What Are the Factors That Affect Enzyme Catalysis?

The factors that affect enzyme catalysis (that is, enzyme activity) will definitely affect the rate of enzymatic reactions, but the factors that affect the rate of enzymatic reactions do not necessarily affect the catalysis. pH, temperature, ultraviolet light, heavy metal salts, inhibitors, activators, etc. will affect the catalysis and the rate of enzymatic reactions. The concentration of the enzyme, the concentration of the substrate, etc. will not affect the enzyme catalysis, but can affect the rate of the enzymatic reaction. Factors affecting enzyme catalysis are:

Effect of temperature on enzyme activity
Temperature has a great influence on the speed of enzymatic reaction, and it has a dual effect:

As with non-enzymatic chemical reactions, when the temperature rises, the number of activated molecules increases, and the enzymatic reaction speeds up. For many enzymes, the temperature coefficient Q10 is mostly 1 to 2, which means that every time the reaction temperature is increased by 10°C, the enzyme reaction speed increases by 1 to 2 times.

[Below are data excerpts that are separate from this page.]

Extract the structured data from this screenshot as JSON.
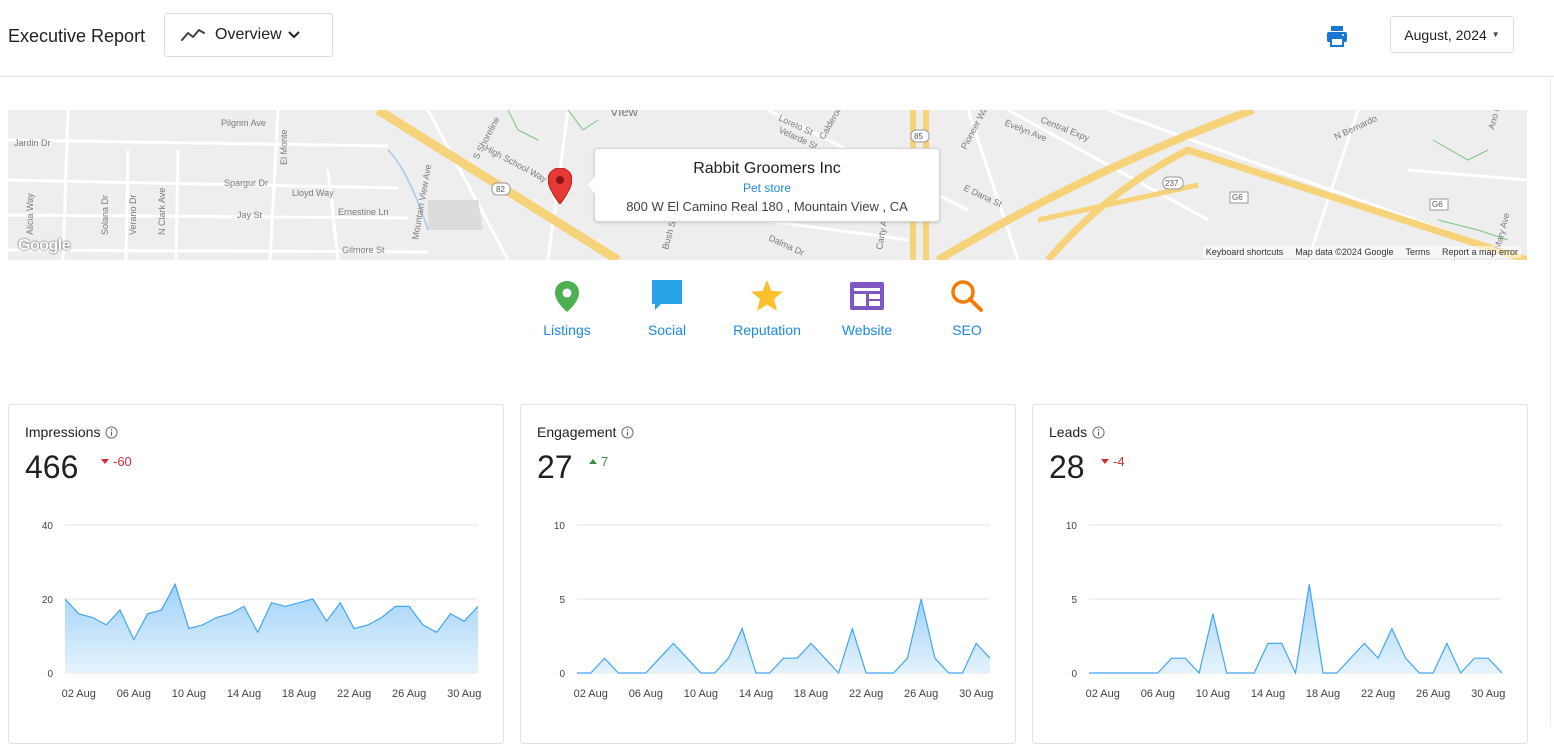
{
  "header": {
    "title": "Executive Report",
    "view_label": "Overview",
    "date_label": "August, 2024"
  },
  "map": {
    "business_name": "Rabbit Groomers Inc",
    "category": "Pet store",
    "address": "800 W El Camino Real 180 , Mountain View , CA",
    "logo_text": "Google",
    "footer": [
      "Keyboard shortcuts",
      "Map data ©2024 Google",
      "Terms",
      "Report a map error"
    ],
    "labels": [
      "Pilgrim Ave",
      "Jardin Dr",
      "Spargur Dr",
      "Lloyd Way",
      "Jay St",
      "Ernestine Ln",
      "Gilmore St",
      "El Monte",
      "N Clark Ave",
      "Verano Dr",
      "Solana Dr",
      "Alicia Way",
      "High School Way",
      "S Shoreline",
      "Mountain View Ave",
      "View",
      "Loreto St",
      "Velarde St",
      "Calderon",
      "Pioneer Way",
      "Evelyn Ave",
      "Central Expy",
      "E Dana St",
      "Dalma Dr",
      "Bush St",
      "Carty Av",
      "N Bernardo",
      "Ano Nuevo",
      "Mary Ave"
    ],
    "shields": [
      "82",
      "85",
      "237",
      "G6",
      "G6"
    ]
  },
  "nav": [
    {
      "label": "Listings",
      "icon": "location-pin-icon",
      "color": "#4caf50"
    },
    {
      "label": "Social",
      "icon": "chat-bubble-icon",
      "color": "#29a3e8"
    },
    {
      "label": "Reputation",
      "icon": "star-icon",
      "color": "#fbc02d"
    },
    {
      "label": "Website",
      "icon": "website-icon",
      "color": "#7e57c2"
    },
    {
      "label": "SEO",
      "icon": "magnifier-icon",
      "color": "#f57c00"
    }
  ],
  "cards": [
    {
      "title": "Impressions",
      "value": "466",
      "delta": "-60",
      "direction": "down"
    },
    {
      "title": "Engagement",
      "value": "27",
      "delta": "7",
      "direction": "up"
    },
    {
      "title": "Leads",
      "value": "28",
      "delta": "-4",
      "direction": "down"
    }
  ],
  "chart_data": [
    {
      "type": "area",
      "ylim": [
        0,
        40
      ],
      "yticks": [
        "0",
        "20",
        "40"
      ],
      "xticks": [
        "02 Aug",
        "06 Aug",
        "10 Aug",
        "14 Aug",
        "18 Aug",
        "22 Aug",
        "26 Aug",
        "30 Aug"
      ],
      "x": [
        "01 Aug",
        "02 Aug",
        "03 Aug",
        "04 Aug",
        "05 Aug",
        "06 Aug",
        "07 Aug",
        "08 Aug",
        "09 Aug",
        "10 Aug",
        "11 Aug",
        "12 Aug",
        "13 Aug",
        "14 Aug",
        "15 Aug",
        "16 Aug",
        "17 Aug",
        "18 Aug",
        "19 Aug",
        "20 Aug",
        "21 Aug",
        "22 Aug",
        "23 Aug",
        "24 Aug",
        "25 Aug",
        "26 Aug",
        "27 Aug",
        "28 Aug",
        "29 Aug",
        "30 Aug",
        "31 Aug"
      ],
      "values": [
        20,
        16,
        15,
        13,
        17,
        9,
        16,
        17,
        24,
        12,
        13,
        15,
        16,
        18,
        11,
        19,
        18,
        19,
        20,
        14,
        19,
        12,
        13,
        15,
        18,
        18,
        13,
        11,
        16,
        14,
        18
      ],
      "color": "#42a5f5"
    },
    {
      "type": "area",
      "ylim": [
        0,
        10
      ],
      "yticks": [
        "0",
        "5",
        "10"
      ],
      "xticks": [
        "02 Aug",
        "06 Aug",
        "10 Aug",
        "14 Aug",
        "18 Aug",
        "22 Aug",
        "26 Aug",
        "30 Aug"
      ],
      "x": [
        "01 Aug",
        "02 Aug",
        "03 Aug",
        "04 Aug",
        "05 Aug",
        "06 Aug",
        "07 Aug",
        "08 Aug",
        "09 Aug",
        "10 Aug",
        "11 Aug",
        "12 Aug",
        "13 Aug",
        "14 Aug",
        "15 Aug",
        "16 Aug",
        "17 Aug",
        "18 Aug",
        "19 Aug",
        "20 Aug",
        "21 Aug",
        "22 Aug",
        "23 Aug",
        "24 Aug",
        "25 Aug",
        "26 Aug",
        "27 Aug",
        "28 Aug",
        "29 Aug",
        "30 Aug",
        "31 Aug"
      ],
      "values": [
        0,
        0,
        1,
        0,
        0,
        0,
        1,
        2,
        1,
        0,
        0,
        1,
        3,
        0,
        0,
        1,
        1,
        2,
        1,
        0,
        3,
        0,
        0,
        0,
        1,
        5,
        1,
        0,
        0,
        2,
        1
      ],
      "color": "#42a5f5"
    },
    {
      "type": "area",
      "ylim": [
        0,
        10
      ],
      "yticks": [
        "0",
        "5",
        "10"
      ],
      "xticks": [
        "02 Aug",
        "06 Aug",
        "10 Aug",
        "14 Aug",
        "18 Aug",
        "22 Aug",
        "26 Aug",
        "30 Aug"
      ],
      "x": [
        "01 Aug",
        "02 Aug",
        "03 Aug",
        "04 Aug",
        "05 Aug",
        "06 Aug",
        "07 Aug",
        "08 Aug",
        "09 Aug",
        "10 Aug",
        "11 Aug",
        "12 Aug",
        "13 Aug",
        "14 Aug",
        "15 Aug",
        "16 Aug",
        "17 Aug",
        "18 Aug",
        "19 Aug",
        "20 Aug",
        "21 Aug",
        "22 Aug",
        "23 Aug",
        "24 Aug",
        "25 Aug",
        "26 Aug",
        "27 Aug",
        "28 Aug",
        "29 Aug",
        "30 Aug",
        "31 Aug"
      ],
      "values": [
        0,
        0,
        0,
        0,
        0,
        0,
        1,
        1,
        0,
        4,
        0,
        0,
        0,
        2,
        2,
        0,
        6,
        0,
        0,
        1,
        2,
        1,
        3,
        1,
        0,
        0,
        2,
        0,
        1,
        1,
        0
      ],
      "color": "#42a5f5"
    }
  ]
}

Since the enzyme is a protein, the enzyme gradually denatures as the temperature rises, that is, the reaction speed of the enzyme is reduced by the decrease of the enzyme activity. Use temperature (T) as the abscissa and enzymatic reaction speed (V) as the ordinate to draw the graph, and the resulting curve is a slightly inclined bell jar shape.

The temperature corresponding to the peak of the curve is called the optimum temperature. The optimum temperature is the result of the double influence of the above temperature on the enzyme reaction. When the temperature is lower than the optimum temperature, the former effect is dominant; when the temperature is higher than the optimum temperature, the latter effect is dominant, so the enzyme activity is quickly lost and the reaction speed drops quickly.

Effect of pH on enzyme activity
The reason why pH affects the speed of enzymatic reaction:

Over-acid or over-alkali environments will affect the conformation of the enzyme protein and denature and inactivate the enzyme itself.

pH affects the dissociation of the polar groups on the side chain of the enzyme molecule, changing their charged state, and changing the structure of the active center of the enzyme. At the optimum pH, the dissociation state of the related groups on the active center of the enzyme molecule is most suitable for binding to the substrate. When the pH is higher or lower than the optimum pH, the dissociation state of the related groups on the active center changes, and the binding force between the enzyme and the substrate decreases, and the enzyme reaction speed decreases.

pH can affect the dissociation of substrate molecules. It is conceivable that certain groups on the substrate molecule are only suitable for binding and reacting with the enzyme under a certain dissociation state. If the change of pH affects the dissociation of these groups, making them unsuitable for binding with enzymes, the reaction speed will also slow down.

Enzyme concentration
In the case of sufficient substrate and not affected by other factors, the enzymatic reaction rate is directly proportional to the enzyme concentration. When the concentration of substrate molecules is sufficient, the more enzyme molecules, the faster the substrate conversion rate. But in fact, when the enzyme concentration is high, this relationship is not maintained, and the curve gradually tends to be flat. According to analysis, this may be caused by the high concentration of substrate entrained with many inhibitors.

When the temperature and pH of the enzymatic reaction system remain unchanged, and the substrate concentration is large enough to saturate the enzyme, the reaction speed is proportional to the enzyme concentration. Because in the enzymatic reaction, the enzyme molecule first interacts with the substrate molecule to generate an activated intermediate product (or activation complex), which is then transformed into the final product. In the case of sufficient substrate excess, it is conceivable that the greater the number of enzymes, the more intermediate products will be produced and the faster the reaction rate will be. On the contrary, if the substrate is insufficient in the reaction system and the enzyme molecules are excessive, the existing enzyme molecules have not yet played a role, and the number of intermediate products is less than the number of free enzyme molecules. In this case, increasing the enzyme concentration will not increase the speed of the enzymatic reaction.

Substrate concentration
In the biochemical reaction, if the concentration of the enzyme is a constant value and the initial concentration of the substrate is low, the enzymatic reaction speed is proportional to the substrate concentration, that is, it increases with the increase of the substrate concentration. When all the enzymes are combined with the substrate to form an intermediate product, even if the substrate concentration is increased, the intermediate product concentration will not increase, and the enzymatic reaction speed will not increase.

It can also be concluded that under the same conditions of the substrate concentration, the enzymatic reaction rate is directly proportional to the initial concentration of the enzyme. The greater the initial concentration of the enzyme, the greater the enzymatic reaction rate.